It's been awhile since I've had a decent bike maintenance session, I haven't renovated a dumpster bike for a while (no time!) and luckily my stable of bikes has been running just fine so there really hasn't been a need.
If you've been in New England lately you are well aware that it has been WET. But I still gotta ride my bike and with Pat's Peak on the horizon I have to try and snag as many miles as I can to get myself ready. Monday night's group ride was a wet one indeed; rained hard at first but then let off and then poured at the end. 14 miles in the pouring rain and mud will take a nicely running bike and turn it into a pile of crap pretty fast.
What I thought was going to be a normal boring hour or so in the area, cleaning and dialing things back in got real interesting and ended with me having to take my X7 trigger shifter completely apart.

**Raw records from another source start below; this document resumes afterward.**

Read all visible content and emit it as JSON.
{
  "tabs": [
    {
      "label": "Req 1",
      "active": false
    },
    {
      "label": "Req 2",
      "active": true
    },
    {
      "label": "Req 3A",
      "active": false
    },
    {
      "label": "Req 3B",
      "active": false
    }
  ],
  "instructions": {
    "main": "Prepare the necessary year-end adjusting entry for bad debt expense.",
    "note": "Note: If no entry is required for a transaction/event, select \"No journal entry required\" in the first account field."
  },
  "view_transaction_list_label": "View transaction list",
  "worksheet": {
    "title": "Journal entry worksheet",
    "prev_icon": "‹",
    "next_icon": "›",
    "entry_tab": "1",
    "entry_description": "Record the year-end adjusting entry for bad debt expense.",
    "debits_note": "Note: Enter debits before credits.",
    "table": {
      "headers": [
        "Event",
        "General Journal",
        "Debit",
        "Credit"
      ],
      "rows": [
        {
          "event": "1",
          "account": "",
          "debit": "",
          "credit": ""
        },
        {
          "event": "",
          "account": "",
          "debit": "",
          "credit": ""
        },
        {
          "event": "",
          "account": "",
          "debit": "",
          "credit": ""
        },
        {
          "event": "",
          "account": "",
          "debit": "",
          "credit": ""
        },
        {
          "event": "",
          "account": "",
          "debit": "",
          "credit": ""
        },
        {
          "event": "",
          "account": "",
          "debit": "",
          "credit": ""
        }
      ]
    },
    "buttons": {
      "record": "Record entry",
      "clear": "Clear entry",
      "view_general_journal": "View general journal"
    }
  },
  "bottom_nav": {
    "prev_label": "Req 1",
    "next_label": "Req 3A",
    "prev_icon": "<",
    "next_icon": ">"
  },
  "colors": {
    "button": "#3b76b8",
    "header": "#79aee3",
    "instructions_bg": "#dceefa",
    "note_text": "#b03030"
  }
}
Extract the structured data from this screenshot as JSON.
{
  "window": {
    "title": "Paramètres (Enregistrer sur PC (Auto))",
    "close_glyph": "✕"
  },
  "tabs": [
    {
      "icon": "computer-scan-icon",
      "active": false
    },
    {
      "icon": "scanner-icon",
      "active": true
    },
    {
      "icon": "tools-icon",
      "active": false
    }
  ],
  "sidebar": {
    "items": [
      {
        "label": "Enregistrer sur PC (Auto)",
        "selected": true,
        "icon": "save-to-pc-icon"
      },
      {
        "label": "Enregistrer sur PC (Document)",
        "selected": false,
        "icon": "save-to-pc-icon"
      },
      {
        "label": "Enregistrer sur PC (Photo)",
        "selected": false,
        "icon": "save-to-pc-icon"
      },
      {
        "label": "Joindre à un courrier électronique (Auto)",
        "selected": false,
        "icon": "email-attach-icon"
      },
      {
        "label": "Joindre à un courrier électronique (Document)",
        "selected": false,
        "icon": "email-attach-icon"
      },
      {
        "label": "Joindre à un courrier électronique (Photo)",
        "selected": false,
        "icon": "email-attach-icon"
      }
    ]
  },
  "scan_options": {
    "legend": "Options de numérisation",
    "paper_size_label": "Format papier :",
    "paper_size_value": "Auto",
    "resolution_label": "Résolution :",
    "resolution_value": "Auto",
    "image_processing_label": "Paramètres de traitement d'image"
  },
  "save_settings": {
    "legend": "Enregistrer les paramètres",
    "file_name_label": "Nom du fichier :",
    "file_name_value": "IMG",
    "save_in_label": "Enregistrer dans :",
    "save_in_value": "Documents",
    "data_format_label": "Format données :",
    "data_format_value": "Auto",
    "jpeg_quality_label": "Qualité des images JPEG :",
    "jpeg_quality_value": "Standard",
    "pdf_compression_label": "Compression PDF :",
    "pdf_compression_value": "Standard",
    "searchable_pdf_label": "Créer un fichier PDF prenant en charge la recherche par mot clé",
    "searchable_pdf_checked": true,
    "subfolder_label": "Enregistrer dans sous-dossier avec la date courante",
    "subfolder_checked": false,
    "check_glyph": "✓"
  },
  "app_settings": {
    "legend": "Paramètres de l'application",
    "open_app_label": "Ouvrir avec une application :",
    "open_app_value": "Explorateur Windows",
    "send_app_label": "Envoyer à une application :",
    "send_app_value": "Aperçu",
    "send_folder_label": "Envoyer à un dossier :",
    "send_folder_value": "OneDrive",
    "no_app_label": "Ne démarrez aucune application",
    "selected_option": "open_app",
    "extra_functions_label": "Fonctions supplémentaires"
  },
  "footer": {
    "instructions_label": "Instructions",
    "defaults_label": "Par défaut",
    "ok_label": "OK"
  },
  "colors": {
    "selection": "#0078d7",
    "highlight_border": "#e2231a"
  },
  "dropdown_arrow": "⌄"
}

FYI if you need to get BB5 disc brakes lined up real nice this article is the easiest most succinct I have found. I have had my doubts about disc brakes lately because I could never get the feel I wanted. Part of this is probably due to me being so used to V and being semi resistant to change. I also think that I never really had the discs set up right. After getting the rotors properly aligned things feel a lot stronger...granted I haven't ridden it yet but I think I might start to like them better now.
Got the drivetrain cleaned up and I was ahead of schedule (I have to try and set a time that I am going to work in the manarea otherwise I end up in there for waaaay too long) so I decided I wanted to slide my rear wheel back a tad. My Kona has sliding dropouts so you can set it up as SS or geared. When I set the bike up geared I put the dropouts in the middle of its slide range figuring that made the most sense. I also ride a Redline Monocog and now that I have been riding both bikes for a while I have noticed that I really prefer the Redline's longer wheelbase. So might as well slide those dropouts back as far as they go to lengthen the Kona's wheelbase right? Easy enough, I had an extra derailleur cable and housing in case the distance of the slide was too much for the current cable (it was). So I slid things back, recabled and went to test the shifting. And all hell broke loose. Shifter was completely thrashed, made it half way through its range and then just locked up, levers froze, nothing.
This is getting wordy so I'll skip to the end...I had to completely take the shifter apart and get into the guts. I was pretty worried at this point that I was screwed. When I popped the casing off a spring flew out and I thought for sure that was it. Too many gear mechs, springs and moving parts for me to figure out. Then I remembered that I have two advanced degrees. Played with it for a bit got the ins and outs figured out and came to the conclusion that the thing that was screwed up was the little gear indicator that shows you which gear you are currently in. Weird huh?
All that thing is is a little piece of thin plastic that extendeds down into the ratcheting system in the body of the shifter. There are 'teeth' on the plastic of the indicator that also engage with the teeth of the shifter so that when you shift the teeth on the indicator move with the teeth of the shifter and the little orange piece of the indicator moves down a notch. Turns out that little piece of plastic was getting jammed up about halfway through for some reason and preventing it from actually shifting. Remove the indicator, problem solved (I never look at that thing anyway). And now I know how trigger shifters work (X7's at least, but I would imagine the principle is similar for all).
Not sure how it happened...whether it was caused by moisture in there somehow warping the plastic or if I screwed something up when I recabled it but it was a learning experience and fun in a way.